Is it possible to use breadflour instead of APF? Thank you
Sure you can Che, but there could be some (minor) differences in the final output. Neither good nor bad, just depends on how you like your bread/buns.
Chris IC says
May I know how many servings for the 208 calories? Is that for just 1 bread?
Yes, that is per piece.
Hi! I have a question. My streusel ended up being one lump. I don’t know how but the streusel bits weren’t separated and the flour and powdery texture disappeared. It looked like a dough almost. Do you think I over mixed it? What did I do wrong?
Maybe it is the cheese used and the temperature of you kitchen has melted it. Try freezing the cheese first then grate it and refrigerate again before adding the rest of ingredients.
Made this yesterday and it was so good. Everybody loved it. It brought back so much childhood memories. Thank you so much for sharing.
Glad to hear it, Christine!
Hi, so to substitute potato flakes with flour, would that be in addition to the 3.5 cups already? Thanks.
Hi Ana, you can try just omitting the potato flakes. If it is too sticky then add flour a tablespoon at a time up to 1/4 cup.
If it wasn’t for Safari I wouldn’t have found u, and can I shorten the time a bit? Thanks!
Hi Nat, good thing you did find us. Shortening the time will depend on your kitchen, if it is warm then it will rise fast or you can add more yeat but be prepared to get a bit of a yeasty smell/taste. You could also warm your oven a bit and turn it off then let the dough rise there.
Hi Bebs! I tried making these and followed the recipe with proper measuring cups but the bread came out dense and hard... the only thing I changed is I mixed the instant dry yeast with the second batch of flour and did not activate it like you did. So I’m thinking this might be the reason?
If it is instant yeast it should not be a problem as long as you use lukewarm water. I am only thinking about how you measured the flour. Did you scoop it directly from the container? Remember to spoon the flour to the cup then level and no tapping it. It could also happen if the dough is over or under kneaded or did not rise enough.
This recipe yields more than I need. Can I halve the recipe?
Sure you can, Ann. Or you freeze the other half of dough for baking later. You can make pandesal from it too.
Hello I tried to make this but my dough came out so sticky and I had to keep adding flour. I also substitute potato starch with tapioca starch so I’m not sure if that made it more sticky.. any suggestions on how to make dough less sticky and wet
Did you use proper measuring cups? The dough is supposed to be sticky but not wet.
Hi can i use potato starch?
Yes, you can, En.
Hi, will using potato starch give the same softness as potato flakes?
Hi Yana, it should as they both absorb more liquids which makes bread softer.
Hershcel Agoncillo says
my dough wont rise the second time. it has cheese toppings already. I tried everything to fix it by putting it in the oven with boiling water underneath etc... nothing.
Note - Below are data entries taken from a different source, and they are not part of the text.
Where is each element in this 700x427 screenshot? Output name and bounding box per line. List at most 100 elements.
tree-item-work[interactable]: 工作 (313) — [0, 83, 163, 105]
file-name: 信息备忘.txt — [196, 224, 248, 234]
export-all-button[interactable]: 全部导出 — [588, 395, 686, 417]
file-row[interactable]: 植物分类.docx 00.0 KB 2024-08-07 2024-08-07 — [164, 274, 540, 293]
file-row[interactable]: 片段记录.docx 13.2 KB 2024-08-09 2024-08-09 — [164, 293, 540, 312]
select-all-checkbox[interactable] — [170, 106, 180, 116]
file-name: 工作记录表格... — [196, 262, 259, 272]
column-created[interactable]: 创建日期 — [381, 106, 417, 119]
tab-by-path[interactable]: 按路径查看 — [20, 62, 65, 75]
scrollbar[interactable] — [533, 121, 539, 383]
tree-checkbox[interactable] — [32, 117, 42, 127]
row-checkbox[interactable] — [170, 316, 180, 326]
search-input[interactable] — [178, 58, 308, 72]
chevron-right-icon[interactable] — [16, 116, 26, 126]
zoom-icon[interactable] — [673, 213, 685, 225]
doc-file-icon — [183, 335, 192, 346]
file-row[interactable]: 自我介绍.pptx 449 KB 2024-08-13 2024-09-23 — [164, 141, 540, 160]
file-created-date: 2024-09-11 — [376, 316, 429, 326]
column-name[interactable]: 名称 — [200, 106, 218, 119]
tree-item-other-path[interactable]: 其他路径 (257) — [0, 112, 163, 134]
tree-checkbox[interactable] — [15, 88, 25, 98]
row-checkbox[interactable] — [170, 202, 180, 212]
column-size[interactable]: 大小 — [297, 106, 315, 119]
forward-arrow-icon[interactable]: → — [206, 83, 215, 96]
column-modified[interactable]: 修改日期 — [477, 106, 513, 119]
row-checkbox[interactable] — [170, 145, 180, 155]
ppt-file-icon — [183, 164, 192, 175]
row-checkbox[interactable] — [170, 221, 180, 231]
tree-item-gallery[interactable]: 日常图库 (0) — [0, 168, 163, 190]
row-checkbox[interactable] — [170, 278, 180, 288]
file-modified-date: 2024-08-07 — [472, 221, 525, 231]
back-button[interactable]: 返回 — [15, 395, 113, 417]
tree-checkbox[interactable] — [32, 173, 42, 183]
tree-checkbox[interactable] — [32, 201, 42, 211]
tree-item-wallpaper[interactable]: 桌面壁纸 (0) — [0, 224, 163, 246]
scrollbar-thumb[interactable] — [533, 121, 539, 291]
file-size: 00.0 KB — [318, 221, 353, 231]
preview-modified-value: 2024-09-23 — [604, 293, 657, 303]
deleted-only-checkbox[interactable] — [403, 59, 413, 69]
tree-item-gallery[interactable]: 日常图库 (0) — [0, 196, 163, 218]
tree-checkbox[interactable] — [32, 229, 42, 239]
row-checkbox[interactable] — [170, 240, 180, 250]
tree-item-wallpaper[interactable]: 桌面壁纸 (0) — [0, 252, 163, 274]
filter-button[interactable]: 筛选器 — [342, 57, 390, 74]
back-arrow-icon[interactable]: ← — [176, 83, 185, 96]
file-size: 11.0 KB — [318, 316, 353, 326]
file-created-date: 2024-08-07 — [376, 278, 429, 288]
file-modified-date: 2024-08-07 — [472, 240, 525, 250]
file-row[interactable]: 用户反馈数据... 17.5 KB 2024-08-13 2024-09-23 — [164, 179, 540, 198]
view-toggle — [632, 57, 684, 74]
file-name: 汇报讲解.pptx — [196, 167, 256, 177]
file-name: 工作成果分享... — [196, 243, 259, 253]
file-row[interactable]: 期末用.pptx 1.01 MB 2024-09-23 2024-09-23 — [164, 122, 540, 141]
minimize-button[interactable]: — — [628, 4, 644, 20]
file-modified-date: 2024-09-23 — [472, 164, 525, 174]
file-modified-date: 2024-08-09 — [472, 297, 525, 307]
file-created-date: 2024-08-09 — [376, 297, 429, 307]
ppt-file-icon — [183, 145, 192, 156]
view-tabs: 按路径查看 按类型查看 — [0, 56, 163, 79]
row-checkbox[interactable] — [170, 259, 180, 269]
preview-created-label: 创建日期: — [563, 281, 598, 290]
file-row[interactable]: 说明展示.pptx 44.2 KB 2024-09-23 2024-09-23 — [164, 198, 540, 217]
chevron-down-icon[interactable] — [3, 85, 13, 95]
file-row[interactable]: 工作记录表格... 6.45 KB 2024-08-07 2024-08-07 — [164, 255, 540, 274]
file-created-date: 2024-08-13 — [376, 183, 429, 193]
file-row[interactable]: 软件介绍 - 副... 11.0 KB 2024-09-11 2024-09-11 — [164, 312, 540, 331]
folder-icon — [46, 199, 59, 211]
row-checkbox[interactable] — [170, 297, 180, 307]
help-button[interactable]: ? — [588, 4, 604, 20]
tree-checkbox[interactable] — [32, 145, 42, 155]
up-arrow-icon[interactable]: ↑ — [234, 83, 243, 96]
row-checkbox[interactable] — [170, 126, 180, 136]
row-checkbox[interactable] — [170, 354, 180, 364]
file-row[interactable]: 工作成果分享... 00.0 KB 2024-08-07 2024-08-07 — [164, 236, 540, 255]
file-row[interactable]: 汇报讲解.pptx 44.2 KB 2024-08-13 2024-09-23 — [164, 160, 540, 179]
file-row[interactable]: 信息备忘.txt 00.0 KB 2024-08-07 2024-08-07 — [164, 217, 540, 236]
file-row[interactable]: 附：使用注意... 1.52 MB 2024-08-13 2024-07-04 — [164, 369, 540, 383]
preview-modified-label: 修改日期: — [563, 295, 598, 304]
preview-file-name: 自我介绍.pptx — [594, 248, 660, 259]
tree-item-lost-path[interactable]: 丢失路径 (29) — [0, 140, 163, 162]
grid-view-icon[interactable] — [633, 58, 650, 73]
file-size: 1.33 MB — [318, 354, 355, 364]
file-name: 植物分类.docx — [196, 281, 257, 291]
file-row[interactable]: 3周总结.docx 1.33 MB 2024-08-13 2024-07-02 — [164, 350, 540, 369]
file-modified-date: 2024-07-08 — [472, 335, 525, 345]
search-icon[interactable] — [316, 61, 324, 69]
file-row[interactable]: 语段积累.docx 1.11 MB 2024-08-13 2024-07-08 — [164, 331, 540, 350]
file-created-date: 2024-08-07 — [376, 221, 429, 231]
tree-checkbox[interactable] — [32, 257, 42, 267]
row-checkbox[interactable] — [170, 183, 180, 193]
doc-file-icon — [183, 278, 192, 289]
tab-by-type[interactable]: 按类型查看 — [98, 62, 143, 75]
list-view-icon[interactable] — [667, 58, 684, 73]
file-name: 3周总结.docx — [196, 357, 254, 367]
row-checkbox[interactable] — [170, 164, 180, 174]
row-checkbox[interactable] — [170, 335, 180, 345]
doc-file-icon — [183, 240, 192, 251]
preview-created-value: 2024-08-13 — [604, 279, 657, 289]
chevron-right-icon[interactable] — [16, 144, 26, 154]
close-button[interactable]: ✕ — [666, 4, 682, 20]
I was thinking maybe i mix my instant dry yeast to the milk (i use evap, ) instead of the water.! Ayahhhh now i dont know if this is still okay to bake but not sure if its still edible. anything else i can do?
Could it be that you let it rise too long the first time? Or it was overhandled during the shaping. Just give it more time to rise.
5 stars! Tweaked the flour I used (50% all purpose flour, 50% whole wheat flour). Also used just APF because I did not have potato flour. Turned out really good even though it was my first time ever to make bread. I have a lot of streusel left though. My batch yielded 30 and I coated all pieces generously. Did this happen to anyone else?
Hi Tin, thanks for the great review. I did have some leftover streusel but not really that much. You can still sprinkle it on top of the shapes bubs once they have expanded to cover the gaps.
I am planning to make this bread. May I know their shelf life please? Thank you.
Hi Gy, in our house, it won't last a day 😉. Store it in a box, refrigerate and reheat in the microwave oven when you have leftovers.